Valentine’s Roses – Where Do they come from?
In the Kenyan town of Naivasha, 25,000 people are employed in greenhouses, each the size of a football pitch. The global flower boom has propelled the town into a new era of progress, with freshly asphalted roads, and almost zero unemployment.
Indeed, in just twenty years the fresh cut flower trade has become one of Kenya’s principal employers after tea and tourism. Many of Britain’s top supermarkets source their flowers from Kenya, and have even set up initiatives which will aid in socio-economic development in the East-African nation.
Roses are grown year round in equatorial climates, and this has allowed a global network of producers to transport millions of flowers into our supermarkets within 48 hours of being picked.
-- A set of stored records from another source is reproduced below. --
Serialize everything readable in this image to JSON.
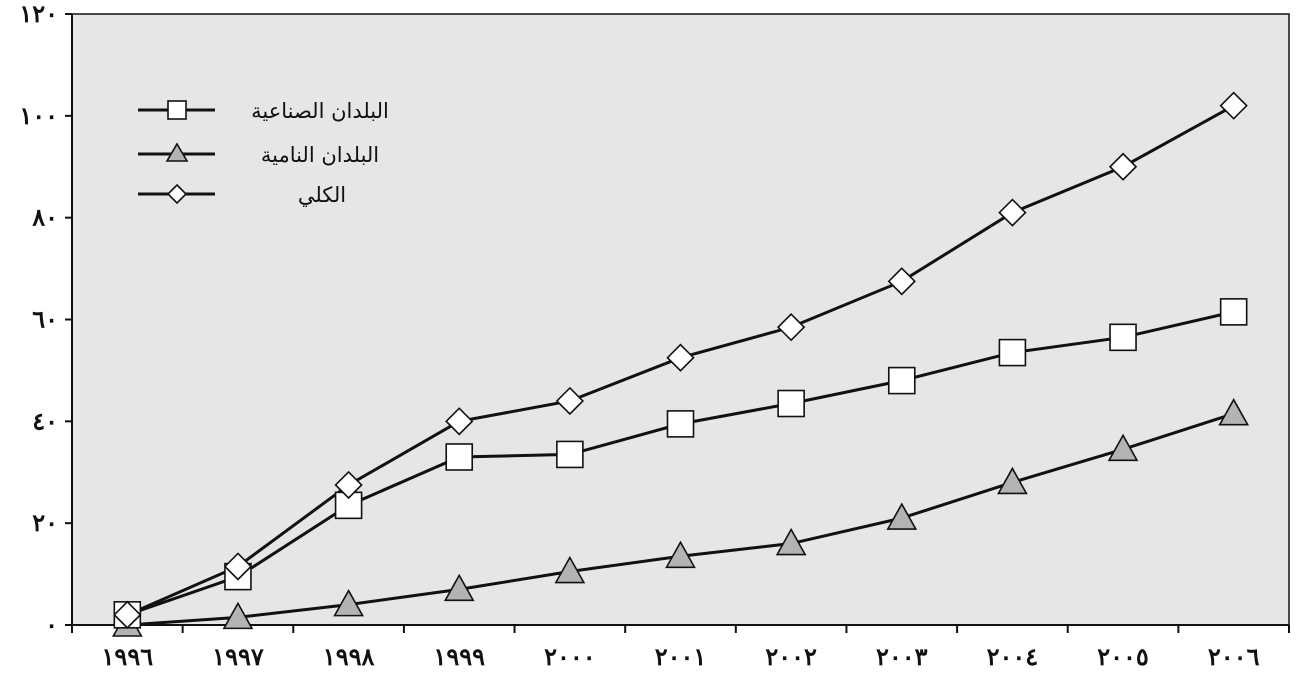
{
  "chart_data": {
    "type": "line",
    "categories": [
      "١٩٩٦",
      "١٩٩٧",
      "١٩٩٨",
      "١٩٩٩",
      "٢٠٠٠",
      "٢٠٠١",
      "٢٠٠٢",
      "٢٠٠٣",
      "٢٠٠٤",
      "٢٠٠٥",
      "٢٠٠٦"
    ],
    "ylim": [
      0,
      120
    ],
    "yticks": [
      0,
      20,
      40,
      60,
      80,
      100,
      120
    ],
    "ytick_labels": [
      "٠",
      "٢٠",
      "٤٠",
      "٦٠",
      "٨٠",
      "١٠٠",
      "١٢٠"
    ],
    "grid": false,
    "legend_position": "top-left",
    "series": [
      {
        "name": "البلدان الصناعية",
        "marker": "square",
        "marker_fill": "#ffffff",
        "values": [
          2,
          9.5,
          23.5,
          33,
          33.5,
          39.5,
          43.5,
          48,
          53.5,
          56.5,
          61.5
        ]
      },
      {
        "name": "البلدان النامية",
        "marker": "triangle",
        "marker_fill": "#b3b3b3",
        "values": [
          0,
          1.5,
          4,
          7,
          10.5,
          13.5,
          16,
          21,
          28,
          34.5,
          41.5
        ]
      },
      {
        "name": "الكلي",
        "marker": "diamond",
        "marker_fill": "#ffffff",
        "values": [
          2,
          11.5,
          27.5,
          40,
          44,
          52.5,
          58.5,
          67.5,
          81,
          90,
          102
        ]
      }
    ]
  },
  "colors": {
    "plot_background": "#e6e6e6",
    "line": "#111111"
  }
}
They are shipped via Holland, to a hub, one of the largest indoor spaces in the world, joining other flowers arriving from places such as Australia and Colombia and then shipped out via HGV all over Europe.
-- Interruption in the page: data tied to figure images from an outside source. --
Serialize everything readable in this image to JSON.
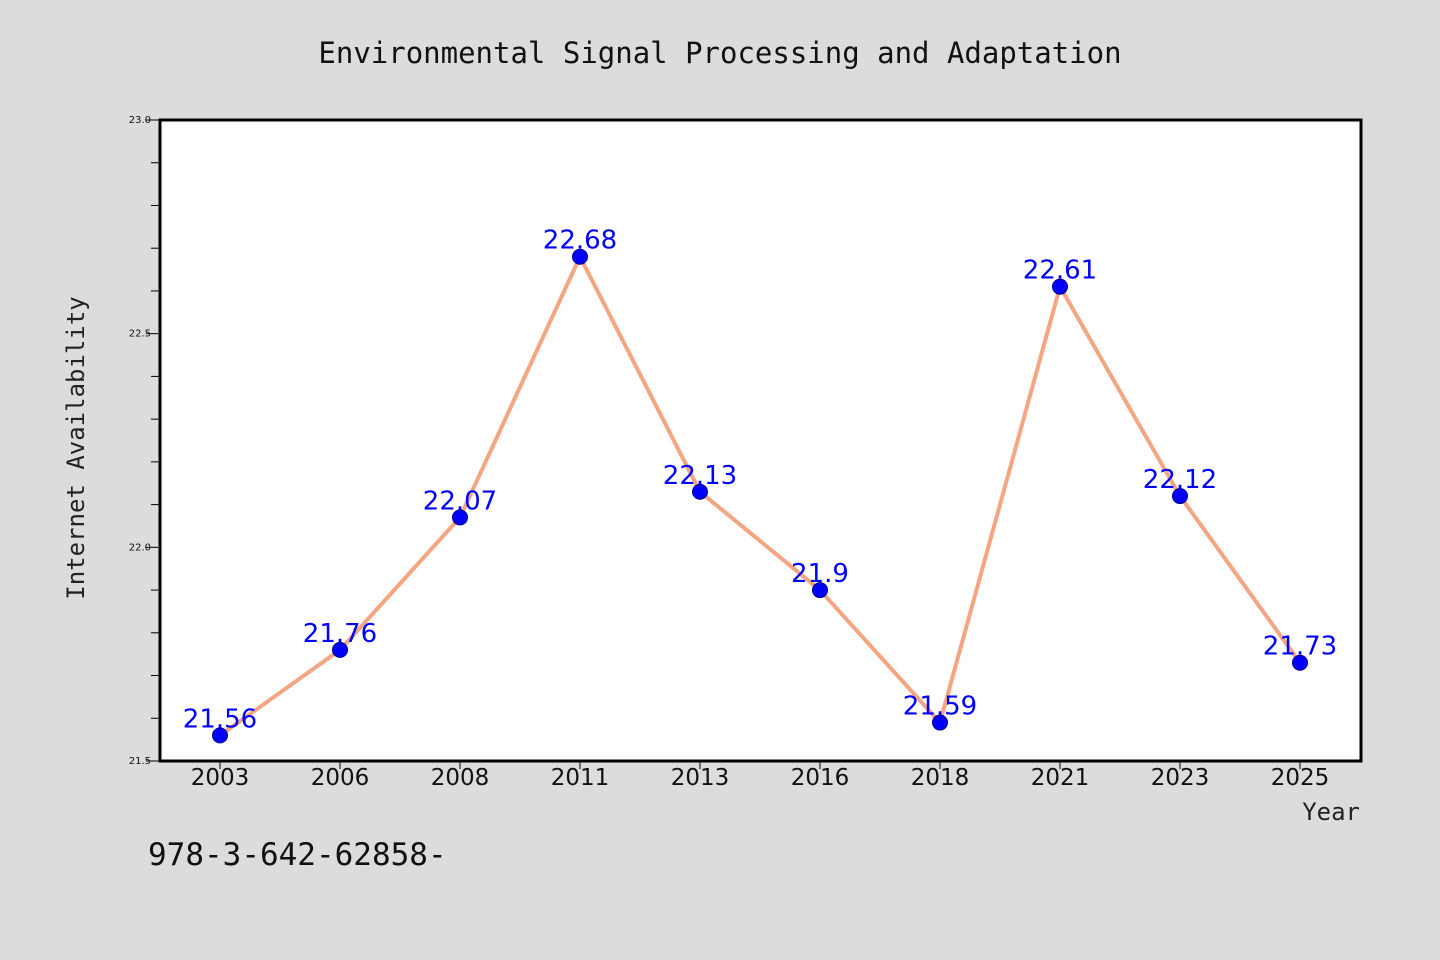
{
  "chart_data": {
    "type": "line",
    "title": "Environmental Signal Processing and Adaptation",
    "xlabel": "Year",
    "ylabel": "Internet Availability",
    "categories": [
      "2003",
      "2006",
      "2008",
      "2011",
      "2013",
      "2016",
      "2018",
      "2021",
      "2023",
      "2025"
    ],
    "series": [
      {
        "values": [
          21.56,
          21.76,
          22.07,
          22.68,
          22.13,
          21.9,
          21.59,
          22.61,
          22.12,
          21.73
        ],
        "data_labels": [
          "21.56",
          "21.76",
          "22.07",
          "22.68",
          "22.13",
          "21.9",
          "21.59",
          "22.61",
          "22.12",
          "21.73"
        ]
      }
    ],
    "ylim": [
      21.5,
      23.0
    ],
    "y_ticks": [
      "21.5",
      "22.0",
      "22.5",
      "23.0"
    ],
    "y_minor_step": 0.1,
    "grid": false,
    "legend": "none",
    "colors": {
      "line": "#f4a582",
      "marker": "#0000ff",
      "data_label": "#0000ff",
      "plot_bg": "#ffffff",
      "page_bg": "#dcdcdc"
    }
  },
  "footer_text": "978-3-642-62858-"
}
Robin Parker, of Cheshire based greenhouse designers, Gabriel Ash welcomes this global approach,
“It is astounding to think that a flower grown as far away as Kenya or Australia can be potentially in a vase on your sitting room table within 48 hours. A truly globalized marketplace has enabled both the consumer and the provider to cut costs. It also helps build green industries that can be beneficial to less developed parts of the world.”
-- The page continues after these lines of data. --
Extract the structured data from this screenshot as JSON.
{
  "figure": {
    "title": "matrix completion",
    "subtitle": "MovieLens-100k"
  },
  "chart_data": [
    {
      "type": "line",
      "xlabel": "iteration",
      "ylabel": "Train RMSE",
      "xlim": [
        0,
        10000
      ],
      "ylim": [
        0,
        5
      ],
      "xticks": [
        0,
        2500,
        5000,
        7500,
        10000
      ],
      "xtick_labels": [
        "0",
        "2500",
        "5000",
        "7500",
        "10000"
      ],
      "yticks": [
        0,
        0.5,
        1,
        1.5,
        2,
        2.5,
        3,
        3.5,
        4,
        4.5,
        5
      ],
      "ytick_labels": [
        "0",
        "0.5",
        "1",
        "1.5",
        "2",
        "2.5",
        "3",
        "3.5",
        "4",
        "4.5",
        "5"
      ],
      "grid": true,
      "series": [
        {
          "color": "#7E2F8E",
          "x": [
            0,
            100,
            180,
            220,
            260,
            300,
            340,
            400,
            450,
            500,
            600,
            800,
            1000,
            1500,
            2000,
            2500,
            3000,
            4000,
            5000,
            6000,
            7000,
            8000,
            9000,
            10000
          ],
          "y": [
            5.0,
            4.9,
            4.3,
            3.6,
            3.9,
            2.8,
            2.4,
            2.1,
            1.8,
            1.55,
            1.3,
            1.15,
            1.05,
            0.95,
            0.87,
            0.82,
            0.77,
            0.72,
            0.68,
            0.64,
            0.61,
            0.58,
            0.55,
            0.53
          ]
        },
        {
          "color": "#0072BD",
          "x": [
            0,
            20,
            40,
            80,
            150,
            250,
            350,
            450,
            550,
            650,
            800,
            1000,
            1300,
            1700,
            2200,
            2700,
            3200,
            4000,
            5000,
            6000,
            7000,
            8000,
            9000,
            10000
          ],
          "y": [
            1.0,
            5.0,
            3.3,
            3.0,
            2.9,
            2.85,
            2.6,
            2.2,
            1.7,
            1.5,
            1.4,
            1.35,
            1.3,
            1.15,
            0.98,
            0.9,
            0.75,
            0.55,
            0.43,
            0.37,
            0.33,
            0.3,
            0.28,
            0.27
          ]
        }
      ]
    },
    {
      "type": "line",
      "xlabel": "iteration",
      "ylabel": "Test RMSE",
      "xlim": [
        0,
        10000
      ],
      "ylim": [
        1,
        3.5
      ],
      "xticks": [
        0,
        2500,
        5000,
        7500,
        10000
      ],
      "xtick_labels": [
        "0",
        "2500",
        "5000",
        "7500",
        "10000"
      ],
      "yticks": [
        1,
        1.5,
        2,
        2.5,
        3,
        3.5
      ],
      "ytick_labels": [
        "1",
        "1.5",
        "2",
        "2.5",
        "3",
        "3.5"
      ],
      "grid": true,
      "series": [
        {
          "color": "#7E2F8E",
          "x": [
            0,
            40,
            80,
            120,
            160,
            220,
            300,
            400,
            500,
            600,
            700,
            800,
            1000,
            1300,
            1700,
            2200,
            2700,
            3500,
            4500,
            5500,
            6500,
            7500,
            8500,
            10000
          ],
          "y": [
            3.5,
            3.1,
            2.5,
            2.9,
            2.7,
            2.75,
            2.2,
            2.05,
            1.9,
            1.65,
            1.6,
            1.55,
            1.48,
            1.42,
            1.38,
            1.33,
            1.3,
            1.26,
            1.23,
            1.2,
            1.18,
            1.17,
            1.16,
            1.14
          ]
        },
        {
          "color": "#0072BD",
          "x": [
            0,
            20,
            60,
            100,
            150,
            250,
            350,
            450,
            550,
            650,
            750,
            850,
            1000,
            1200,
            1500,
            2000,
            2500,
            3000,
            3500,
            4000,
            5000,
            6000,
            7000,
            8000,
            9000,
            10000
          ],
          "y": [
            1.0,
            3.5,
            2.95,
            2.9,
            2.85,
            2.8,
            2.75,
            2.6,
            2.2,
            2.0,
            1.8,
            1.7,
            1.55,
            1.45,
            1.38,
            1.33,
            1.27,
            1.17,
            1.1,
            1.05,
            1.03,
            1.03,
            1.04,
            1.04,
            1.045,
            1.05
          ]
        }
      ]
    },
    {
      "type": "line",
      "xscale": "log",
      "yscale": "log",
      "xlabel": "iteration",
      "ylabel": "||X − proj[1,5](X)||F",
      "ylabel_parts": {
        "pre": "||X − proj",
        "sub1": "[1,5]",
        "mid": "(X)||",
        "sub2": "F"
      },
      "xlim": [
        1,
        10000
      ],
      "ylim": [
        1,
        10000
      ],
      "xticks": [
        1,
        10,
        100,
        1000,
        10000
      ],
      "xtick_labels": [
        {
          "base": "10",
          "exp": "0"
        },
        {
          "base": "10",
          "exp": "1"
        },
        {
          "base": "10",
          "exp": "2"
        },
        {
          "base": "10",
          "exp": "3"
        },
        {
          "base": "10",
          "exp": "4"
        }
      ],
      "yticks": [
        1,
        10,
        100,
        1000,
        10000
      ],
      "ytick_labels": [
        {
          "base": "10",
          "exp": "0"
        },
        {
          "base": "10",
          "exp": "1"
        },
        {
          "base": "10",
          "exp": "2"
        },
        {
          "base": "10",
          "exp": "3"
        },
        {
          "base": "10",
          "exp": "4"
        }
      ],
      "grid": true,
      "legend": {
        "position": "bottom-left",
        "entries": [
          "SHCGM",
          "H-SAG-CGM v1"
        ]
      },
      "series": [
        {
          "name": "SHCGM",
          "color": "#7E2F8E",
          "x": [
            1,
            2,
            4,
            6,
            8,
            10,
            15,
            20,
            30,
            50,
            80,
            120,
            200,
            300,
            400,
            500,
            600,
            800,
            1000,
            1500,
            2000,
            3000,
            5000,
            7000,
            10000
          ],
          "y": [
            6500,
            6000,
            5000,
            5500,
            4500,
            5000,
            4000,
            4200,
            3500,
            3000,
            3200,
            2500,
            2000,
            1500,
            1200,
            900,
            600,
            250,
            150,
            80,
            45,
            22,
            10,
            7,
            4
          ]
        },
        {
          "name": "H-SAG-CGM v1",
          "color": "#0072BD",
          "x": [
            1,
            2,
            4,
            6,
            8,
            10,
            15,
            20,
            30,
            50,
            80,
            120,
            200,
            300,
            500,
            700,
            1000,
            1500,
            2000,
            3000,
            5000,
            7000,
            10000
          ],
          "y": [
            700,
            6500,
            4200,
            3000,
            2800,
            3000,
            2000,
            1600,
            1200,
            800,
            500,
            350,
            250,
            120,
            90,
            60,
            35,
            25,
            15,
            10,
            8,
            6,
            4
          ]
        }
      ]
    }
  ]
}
Inevitably there is a downside to this mass production of roses in countries such as Kenya. Ecosystems are put under stress due to the use of intensive pesticides, and there are key questions to be asked about the amount of water usage required to keep the huge greenhouses irrigated. Hopefully, the colossal amounts of money circulating the industry will lead the farmers to invest in more sustainable methods of cultivation. Sustainability, coupled with socio-economic development and education will be the key to the long term survival of projects such as this.